Well, they should have some samples up and running just fine or software wouldn't be this advanced two whole months(at least) before the release. Despite faked "Fermi" boards, the actual goal of having a very fast HPC accelerator seems well underway.
Since I'm not a C++ developer, and I can link C kernels to C++ code either way, the most exciting features are definitely the ones provided by Fermi. If you care for PhysX, you should also be curious about the performance benefits of Concurrent Kernel Execution, as I believe this will bring performance gains with the new chip. How? The current cards can't process more than a kernel at a time and PhysX is just that, a kernel that is processing on the GPU and can't be run at the same time as graphic duties. If you aren't using a separate card, you'll likely notice some drop in graphics performance, one bigger than accountable for the extra processing load, one also accountable for context switching - an overhead that has also seen improvement with "Fermi", it's 20x faster.
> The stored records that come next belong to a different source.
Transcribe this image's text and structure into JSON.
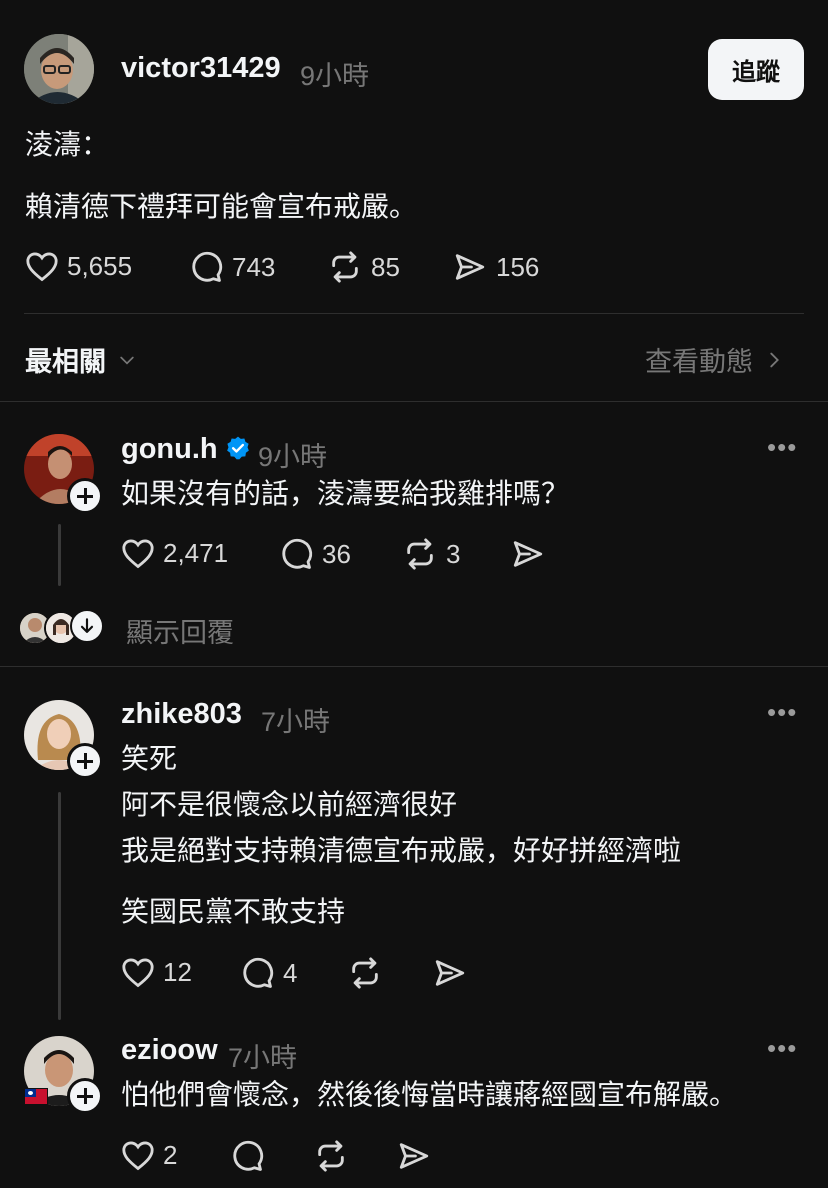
{
  "post": {
    "username": "victor31429",
    "time": "9小時",
    "follow_label": "追蹤",
    "lines": [
      "淩濤：",
      "賴清德下禮拜可能會宣布戒嚴。"
    ],
    "likes": "5,655",
    "comments": "743",
    "reposts": "85",
    "shares": "156"
  },
  "sort_bar": {
    "label": "最相關",
    "activity_label": "查看動態"
  },
  "replies": [
    {
      "username": "gonu.h",
      "verified": true,
      "time": "9小時",
      "lines": [
        "如果沒有的話，淩濤要給我雞排嗎？"
      ],
      "likes": "2,471",
      "comments": "36",
      "reposts": "3",
      "show_replies_label": "顯示回覆"
    },
    {
      "username": "zhike803",
      "time": "7小時",
      "lines": [
        "笑死",
        "阿不是很懷念以前經濟很好",
        "我是絕對支持賴清德宣布戒嚴，好好拼經濟啦",
        "笑國民黨不敢支持"
      ],
      "likes": "12",
      "comments": "4"
    },
    {
      "username": "ezioow",
      "time": "7小時",
      "lines": [
        "怕他們會懷念，然後後悔當時讓蔣經國宣布解嚴。"
      ],
      "likes": "2"
    }
  ],
  "colors": {
    "background": "#101010",
    "text": "#f3f5f7",
    "muted": "#777777",
    "verified": "#0095f6"
  }
}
Moore's law states that transistor count that can be placed inexpensively on a chip doubles every two years. Lately it's every 18 months, as GPU manufacturers have come to prove, and which was less than that at the start of this decade.
With that in mind, I'll tell you the 7800GTX was released in June 2005, the 8800GTX in November 2006 and the GTX 280 in... wait for it... June 2008. Eighteen months in between with a 8800GTX a month sooner and the GTX 280 a month later - not a bad execution. Such a common schedulle would put "Fermi" in 1/2010, a date that is still manageable by all means. Being the very advanced HPC multicore processor that it is, it's not something that can be manufactured sooner than what has been the norm for the last 4 years. Nvidia's problem right now is that AMD managed to undercut them by three months - at least.
While the 5870 missed the optimal die size for a $300 GPU that the 4870 set before it, the lack of competition from Nvidia made it very appealing and, despite what I might think about the hastily executed, memory bandwidth starved card, it's still a the fastest single GPU card around and one that didn't brought more serious consequences for being the first DX11 GPU to be sold.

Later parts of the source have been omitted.